Éditorial

Au Sénégal comme ailleurs, l’avenir des travailleurs ne se décide pas dans les urnes mais par leurs luttes

06 avril 2024

Les populations pauvres au Sénégal ont fêté dans la liesse l’élection de Bassirou Diomaye Faye à la présidence et la chute du président Macky Sall qui ne voulait pas lâcher le pouvoir.

Dans ce pays-là comme ici en Côte d’Ivoire, la situation des travailleurs et des pauvres ne cesse de s’aggraver d’année en année. Le coût de la vie augmente alors que le chômage touche toutes les familles. La majorité de la population vit de petits métiers ou d’un travail précaire comme journalier, avec un salaire de misère qui ne permet pas de vivre dans la dignité. Comme en Côte d’Ivoire, la grande majorité des travailleurs sont contraints d’habiter dans des bidonvilles et des quartiers précaires. C’est la raison pour laquelle de nombreux jeunes tentent de fuir cette misère pour rejoindre l’Europe, en traversant la mer sur des pirogues, au risque de leur vie.

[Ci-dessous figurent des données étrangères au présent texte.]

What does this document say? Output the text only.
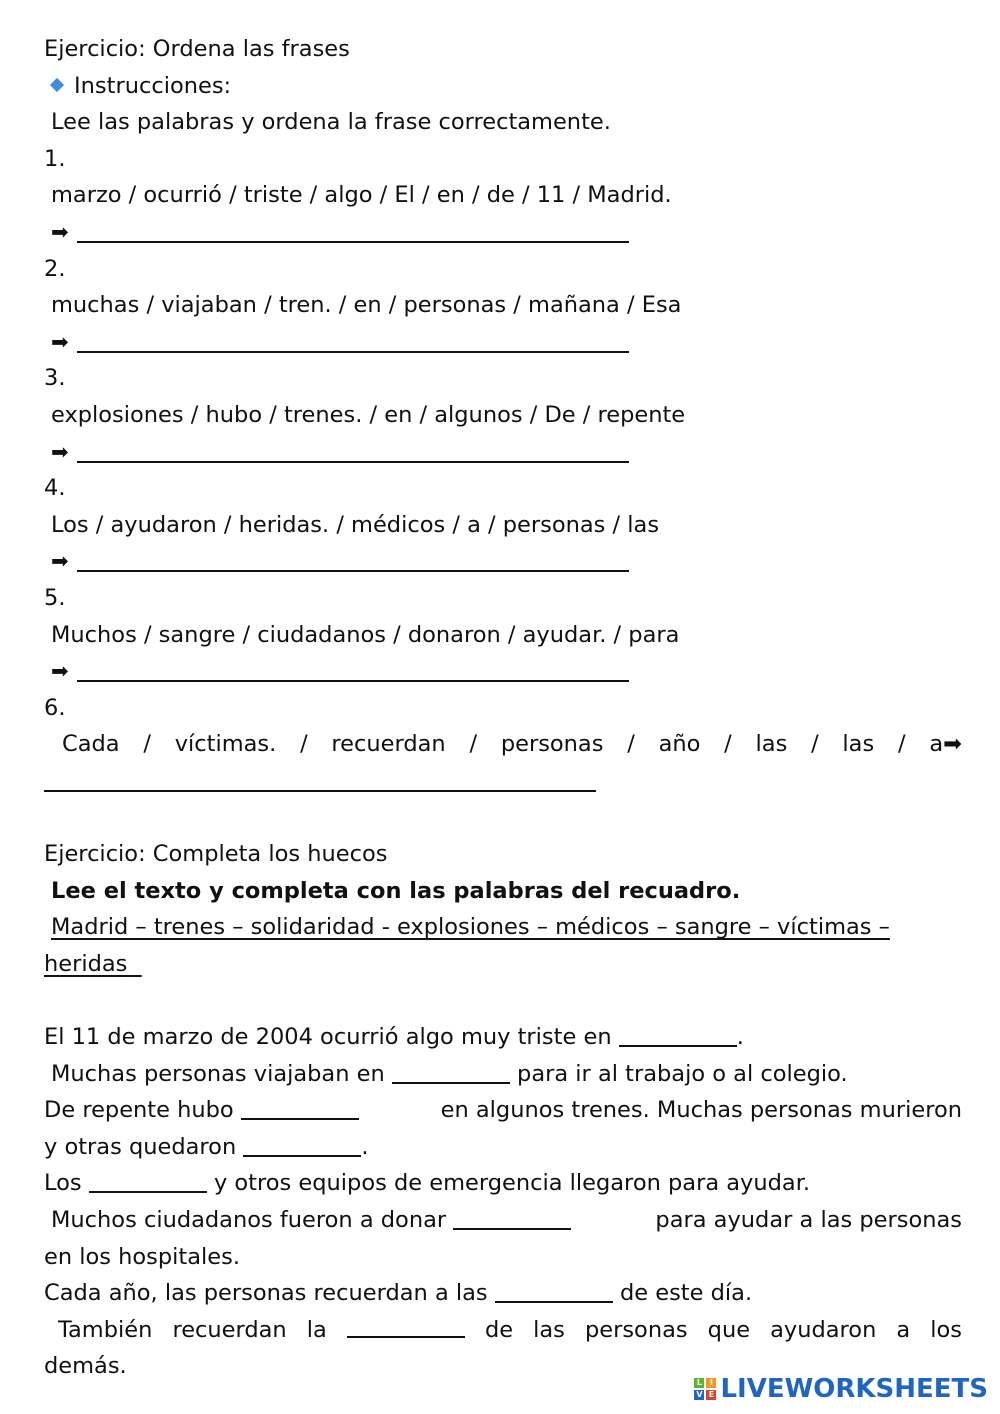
Ejercicio: Ordena las frases
Instrucciones:
Lee las palabras y ordena la frase correctamente.
1.
marzo / ocurrió / triste / algo / El / en / de / 11 / Madrid.
➡
2.
muchas / viajaban / tren. / en / personas / mañana / Esa
➡
3.
explosiones / hubo / trenes. / en / algunos / De / repente
➡
4.
Los / ayudaron / heridas. / médicos / a / personas / las
➡
5.
Muchos / sangre / ciudadanos / donaron / ayudar. / para
➡
6.
Cada / víctimas. / recuerdan / personas / año / las / las / a➡
Ejercicio: Completa los huecos
Lee el texto y completa con las palabras del recuadro.
Madrid – trenes – solidaridad - explosiones – médicos – sangre – víctimas –
heridas
El 11 de marzo de 2004 ocurrió algo muy triste en	.
Muchas personas viajaban en	para ir al trabajo o al colegio.
De repente hubo	en algunos trenes. Muchas personas murieron
y otras quedaron	.
Los	y otros equipos de emergencia llegaron para ayudar.
Muchos ciudadanos fueron a donar	para ayudar a las personas
en los hospitales.
Cada año, las personas recuerdan a las	de este día.
También recuerdan la	de las personas que ayudaron a los
demás.
L I
V E LIVEWORKSHEETS
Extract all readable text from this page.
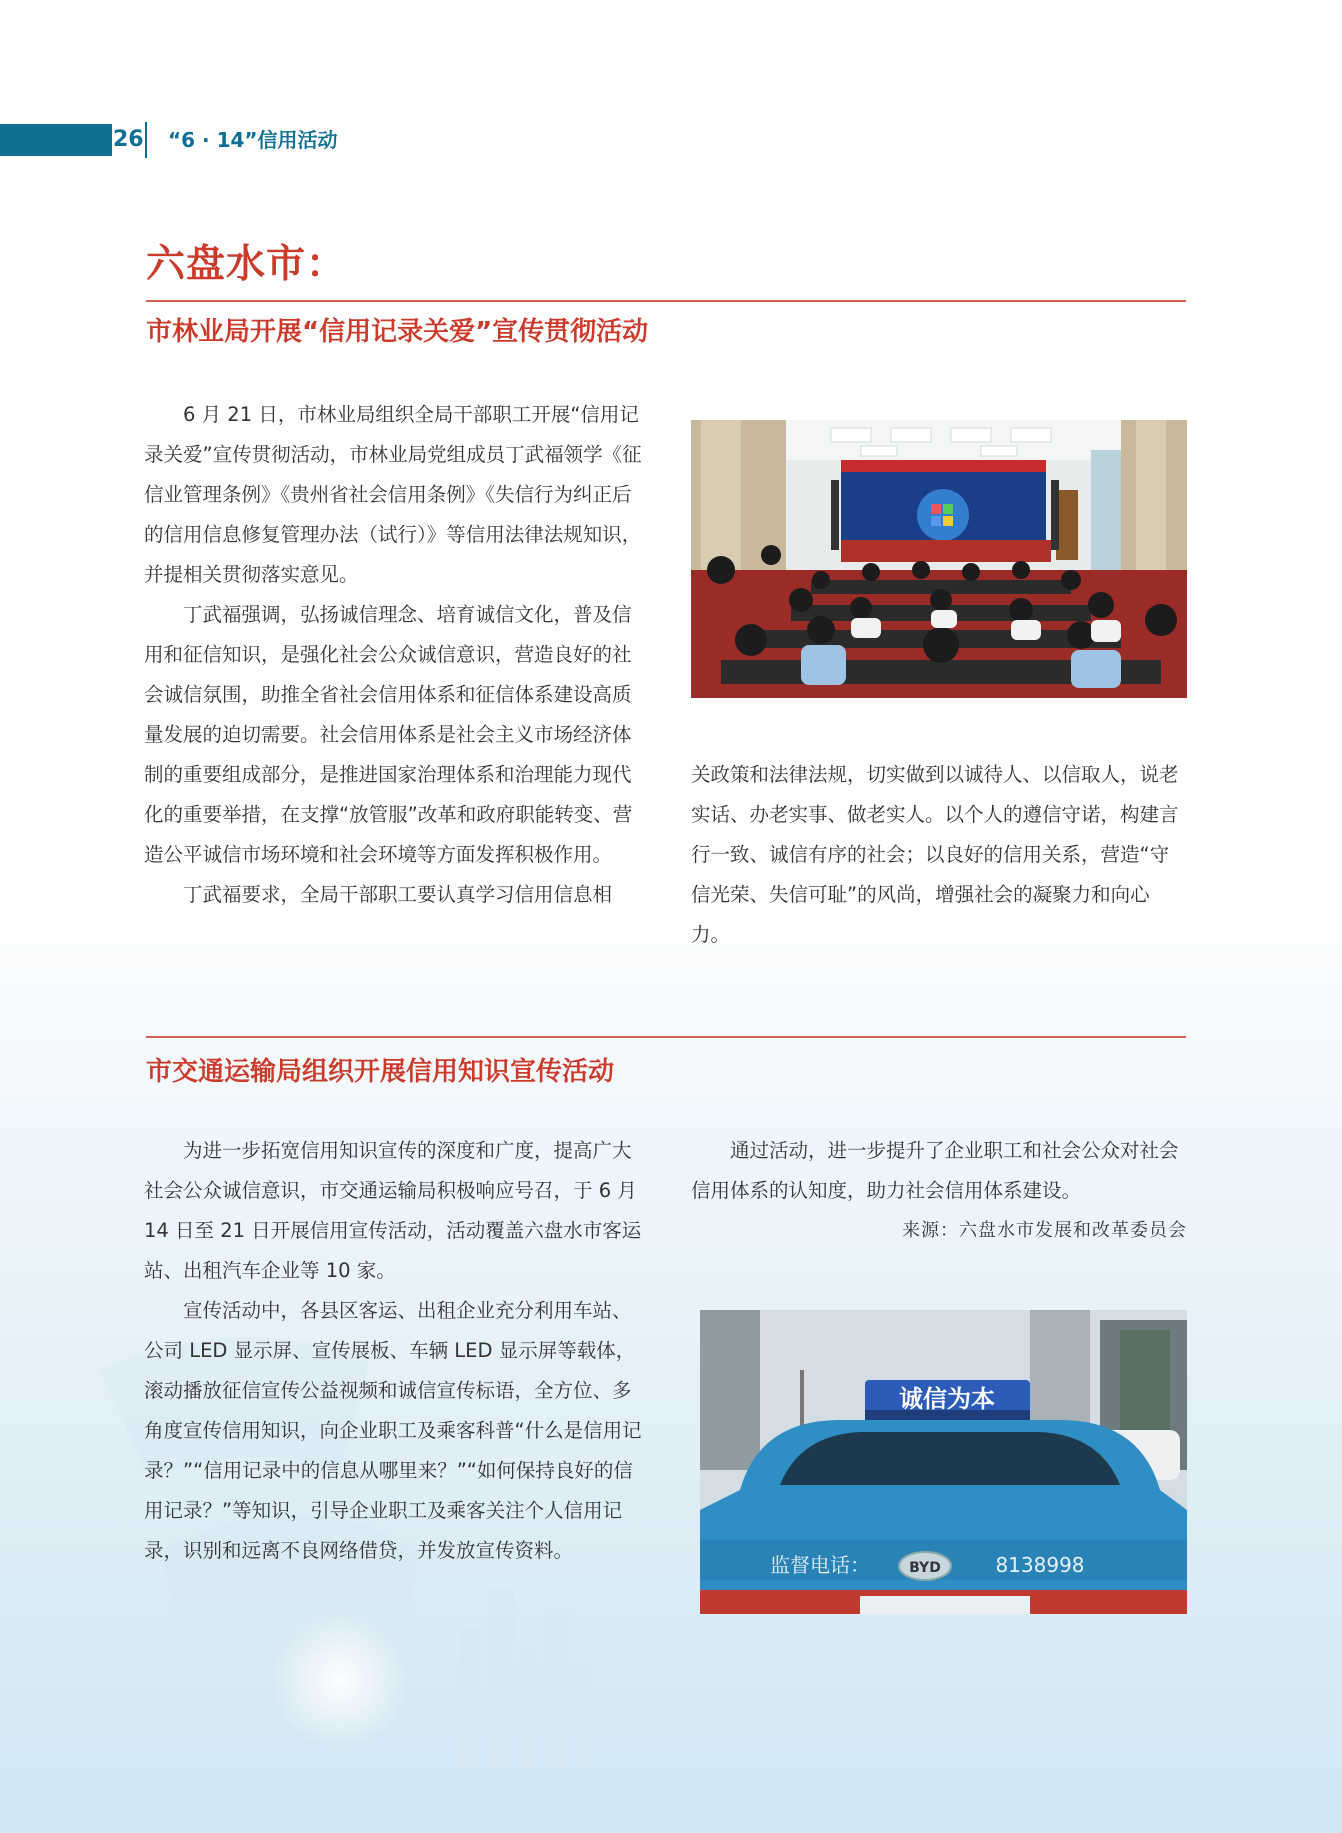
26 “6 · 14”信用活动
六盘水市：
市林业局开展“信用记录关爱”宣传贯彻活动

6 月 21 日，市林业局组织全局干部职工开展“信用记录关爱”宣传贯彻活动，市林业局党组成员丁武福领学《征信业管理条例》《贵州省社会信用条例》《失信行为纠正后的信用信息修复管理办法（试行）》等信用法律法规知识，并提相关贯彻落实意见。

丁武福强调，弘扬诚信理念、培育诚信文化，普及信用和征信知识，是强化社会公众诚信意识，营造良好的社会诚信氛围，助推全省社会信用体系和征信体系建设高质量发展的迫切需要。社会信用体系是社会主义市场经济体制的重要组成部分，是推进国家治理体系和治理能力现代化的重要举措，在支撑“放管服”改革和政府职能转变、营造公平诚信市场环境和社会环境等方面发挥积极作用。

丁武福要求，全局干部职工要认真学习信用信息相

关政策和法律法规，切实做到以诚待人、以信取人，说老实话、办老实事、做老实人。以个人的遵信守诺，构建言行一致、诚信有序的社会；以良好的信用关系，营造“守信光荣、失信可耻”的风尚，增强社会的凝聚力和向心力。

市交通运输局组织开展信用知识宣传活动

为进一步拓宽信用知识宣传的深度和广度，提高广大社会公众诚信意识，市交通运输局积极响应号召，于 6 月 14 日至 21 日开展信用宣传活动，活动覆盖六盘水市客运站、出租汽车企业等 10 家。

宣传活动中，各县区客运、出租企业充分利用车站、公司 LED 显示屏、宣传展板、车辆 LED 显示屏等载体，滚动播放征信宣传公益视频和诚信宣传标语，全方位、多角度宣传信用知识，向企业职工及乘客科普“什么是信用记录？”“信用记录中的信息从哪里来？”“如何保持良好的信用记录？”等知识，引导企业职工及乘客关注个人信用记录，识别和远离不良网络借贷，并发放宣传资料。

通过活动，进一步提升了企业职工和社会公众对社会信用体系的认知度，助力社会信用体系建设。

来源：六盘水市发展和改革委员会
诚信为本
监督电话：	BYD	8138998
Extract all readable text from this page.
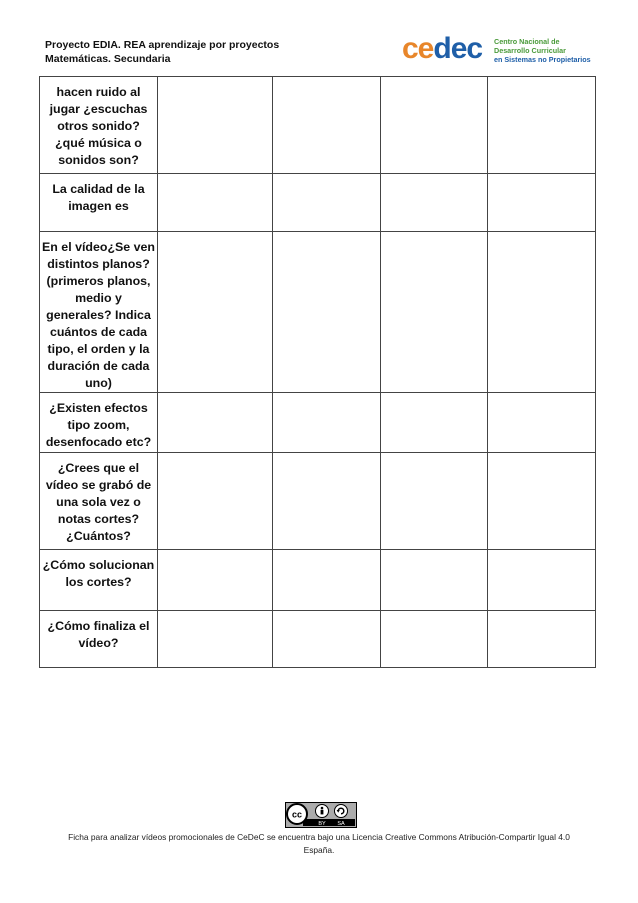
Proyecto EDIA. REA aprendizaje por proyectos
Matemáticas. Secundaria	cedec Centro Nacional de
Desarrollo Curricular
en Sistemas no Propietarios
hacen ruido al jugar ¿escuchas otros sonido? ¿qué música o sonidos son?				
La calidad de la imagen es				
En el vídeo¿Se ven distintos planos? (primeros planos, medio y generales? Indica cuántos de cada tipo, el orden y la duración de cada uno)				
¿Existen efectos tipo zoom, desenfocado etc?				
¿Crees que el vídeo se grabó de una sola vez o notas cortes? ¿Cuántos?				
¿Cómo solucionan los cortes?				
¿Cómo finaliza el vídeo?				
cc
BY SA
Ficha para analizar vídeos promocionales de CeDeC se encuentra bajo una Licencia Creative Commons Atribución-Compartir Igual 4.0 España.
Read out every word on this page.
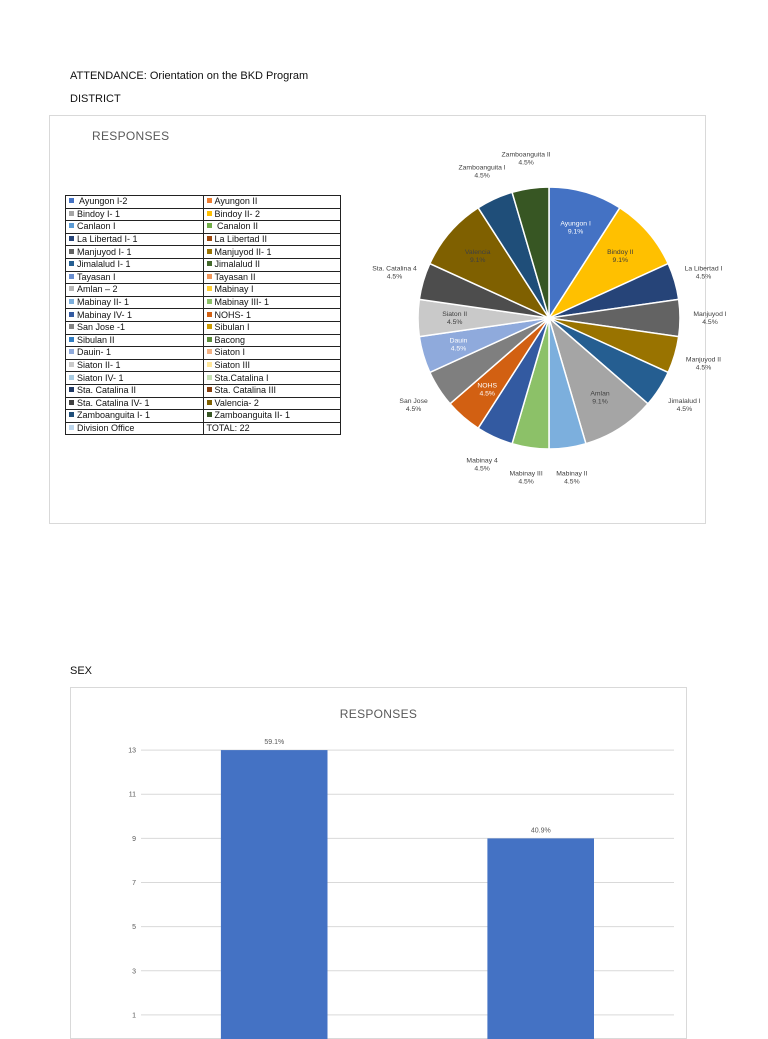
ATTENDANCE: Orientation on the BKD Program
DISTRICT
RESPONSES
Ayungon I-2	Ayungon II
Bindoy I- 1	Bindoy II- 2
Canlaon I	Canalon II
La Libertad I- 1	La Libertad II
Manjuyod I- 1	Manjuyod II- 1
Jimalalud I- 1	Jimalalud II
Tayasan I	Tayasan II
Amlan – 2	Mabinay I
Mabinay II- 1	Mabinay III- 1
Mabinay IV- 1	NOHS- 1
San Jose -1	Sibulan I
Sibulan II	Bacong
Dauin- 1	Siaton I
Siaton II- 1	Siaton III
Siaton IV- 1	Sta.Catalina I
Sta. Catalina II	Sta. Catalina III
Sta. Catalina IV- 1	Valencia- 2
Zamboanguita I- 1	Zamboanguita II- 1
Division Office	TOTAL: 22
Ayungon I
9.1%
Bindoy II
9.1%
La Libertad I
4.5%
Manjuyod I
4.5%
Manjuyod II
4.5%
Jimalalud I
4.5%
Amlan
9.1%
Mabinay II
4.5%
Mabinay III
4.5%
Mabinay 4
4.5%
NOHS
4.5%
San Jose
4.5%
Dauin
4.5%
Siaton II
4.5%
Sta. Catalina 4
4.5%
Valencia
9.1%
Zamboanguita I
4.5%
Zamboanguita II
4.5%
SEX
RESPONSES
1
3
5
7
9
11
13
59.1%
40.9%
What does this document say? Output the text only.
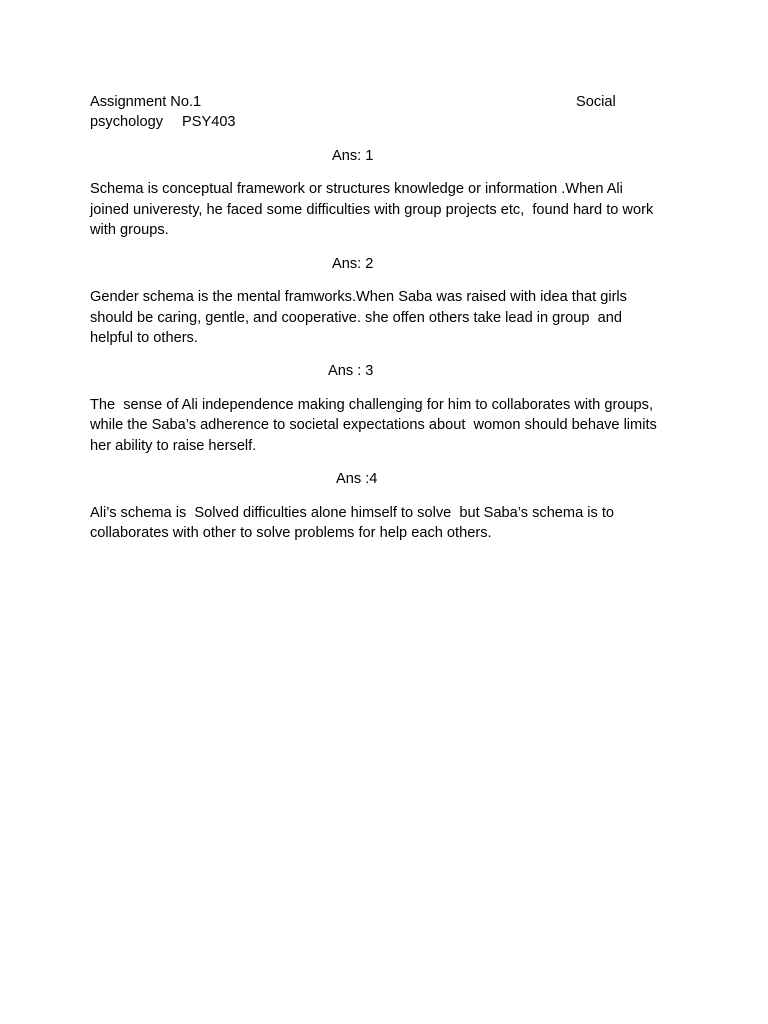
Assignment No.1	Social
psychology PSY403
Ans: 1
Schema is conceptual framework or structures knowledge or information .When Ali
joined univeresty, he faced some difficulties with group projects etc,  found hard to work
with groups.
Ans: 2
Gender schema is the mental framworks.When Saba was raised with idea that girls
should be caring, gentle, and cooperative. she offen others take lead in group  and
helpful to others.
Ans : 3
The  sense of Ali independence making challenging for him to collaborates with groups,
while the Saba’s adherence to societal expectations about  womon should behave limits
her ability to raise herself.
Ans :4
Ali’s schema is  Solved difficulties alone himself to solve  but Saba’s schema is to
collaborates with other to solve problems for help each others.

Durant la campagne électorale, Diomaye Faye et son parti le Pastef (Patriotes africains du Sénégal pour le travail, l’éthique et la fraternité) ont dit qu’ils lutteront contre la cherté de la vie, créeront des emplois et combattront la corruption. C’est-là une chanson bien connue de tous les bonimenteurs qui cherchent à accéder à la mangeoire gouvernementale.

Au début, il fera peut-être bien un petit geste en abaissant, ici le prix du riz, là celui  de l’électricité. Mais tout cela sera bien éphémère et dérisoire comparé au fossé qu’il y a entre les bas salaires, les bas revenus de la majorité de la population et la hausse vertigineuse du coût de la vie survenue lors de ces dernières années.

Alors, autant dire que les travailleurs et les populations pauvres du Sénégal perdront assez vite leurs illusions. Beaucoup se souviennent encore de l’enthousiasme et de l’espoir qu’avaient suscité l’arrivée au pouvoir de « l’opposant » Abdoulaye Wade après son élection en avril 2000. Durant sa campagne électorale celui-ci avait promis monts et merveilles, mais une fois au pouvoir tout a continué comme avant. Il n’y a eu ni amélioration des conditions d’existence des travailleurs, des petits paysans et des chômeurs, ni véritable lutte contre la corruption, ni meilleure « gouvernance » comme promis. Les proches de Wade, à commencer par son propre fils Karim, ont été les premiers à s’en mettre plein les poches.

Quelques mois plus tard, en octobre 2000, ce sont les travailleurs et les populations pauvres de Côte d’Ivoire qui ont vu l’arrivée au pouvoir de Gbabgo. Celui-ci se disait « socialiste » et avait subi la prison et l’exil au temps de la dictature d’Houphouët Boigny. Mais une fois au pouvoir, c’est aux travailleurs qu’il a demandé de se serrer la ceinture, pendant que de l’autre côté il gavait les riches locaux et surtout les capitalistes des pays impérialistes, notamment les banquiers !

Qu’ils soient en treillis militaires, arrivés au pouvoir par un coup d’État comme récemment au Mali, Burkina, Faso Niger puis au Gabon, ou des civils bon teint comme Diomaye Faye au Sénégal, ces hommes sont animés avant tout par leur ambition d’être au sommet de l’État et de bénéficier des privilèges de leur poste. Tant qu’ils ne s’opposeront pas véritablement aux intérêts des grands capitalistes, notamment à ceux des grandes puissances impérialistes, ils seront tolérés par ces derniers. En tout cas, les travailleurs et tous les laissés-pour-compte de cette société capitaliste ne peuvent pas compter sur ces dirigeants-là pour mettre fin à la misère et à l’oppression qui découlent de la domination du capitalisme à l’échelle mondiale.

Voilà pourquoi les paroles de Karl Marx proclamant que « l’émancipation des travailleurs sera l’œuvre des travailleurs eux-mêmes », restent d’une grande actualité. C’est, munis de cette conscience et de la confiance en leurs propres forces que les travailleurs doivent construire leur organisation politique et préparer leur combat à mort contre la bourgeoisie qui les exploite. En luttant pour leur émancipation, ils libéreront l’ensemble de la société écrasée par ce système basé sur la loi de l’exploitation et du profit individuel et qui sème la misère et la guerre aux quatre coins de la planète.